Erdal Erek ile Soru-Yorum programına katılan Seferihisar Gazeteciler Cemiyeti Başkanı İnanç Karabulut, Mustafa Karabulut Yarımada Gazetecilik Ödülleri’nin genç gazetecilere umut olduğunu dile getirdi.

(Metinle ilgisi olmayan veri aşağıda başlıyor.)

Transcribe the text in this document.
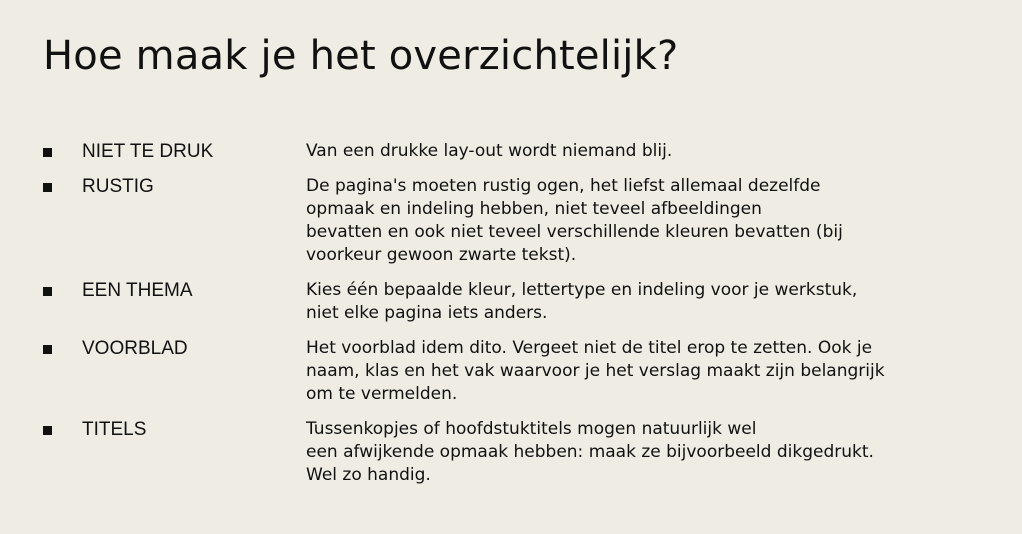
Hoe maak je het overzichtelijk?
NIET TE DRUK	Van een drukke lay-out wordt niemand blij.
RUSTIG	De pagina's moeten rustig ogen, het liefst allemaal dezelfde
opmaak en indeling hebben, niet teveel afbeeldingen
bevatten en ook niet teveel verschillende kleuren bevatten (bij
voorkeur gewoon zwarte tekst).
EEN THEMA	Kies één bepaalde kleur, lettertype en indeling voor je werkstuk,
niet elke pagina iets anders.
VOORBLAD	Het voorblad idem dito. Vergeet niet de titel erop te zetten. Ook je
naam, klas en het vak waarvoor je het verslag maakt zijn belangrijk
om te vermelden.
TITELS	Tussenkopjes of hoofdstuktitels mogen natuurlijk wel
een afwijkende opmaak hebben: maak ze bijvoorbeeld dikgedrukt.
Wel zo handig.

Haber Giriş Tarihi: 13.12.2024 16:51
Haber Güncellenme Tarihi: 13.12.2024 16:51

AYSELİN UZUN / İLKES TV ekranlarında yayınlanan Erdal Erek ile Soru-Yorum programının bu haftaki konuğu Seferihisar Gazeteciler Cemiyeti Başkanı İnanç Karabulut oldu. Başkan Karabulut, programda babası ve Seferihisar Gazeteciler Cemiyeti’nin kurucusu olan, Mustafa Karabulut adına düzenlenen ‘Mustafa Karabulut Yarımada Gazetecilik Ödülleri’ hakkında konuştu. Ayrıca geçmişten bugüne Seferihisar’da gazetecilik yapan meslektaşlarının yaşadığı süreci ve dernekleşmeye giden yolu anlattı.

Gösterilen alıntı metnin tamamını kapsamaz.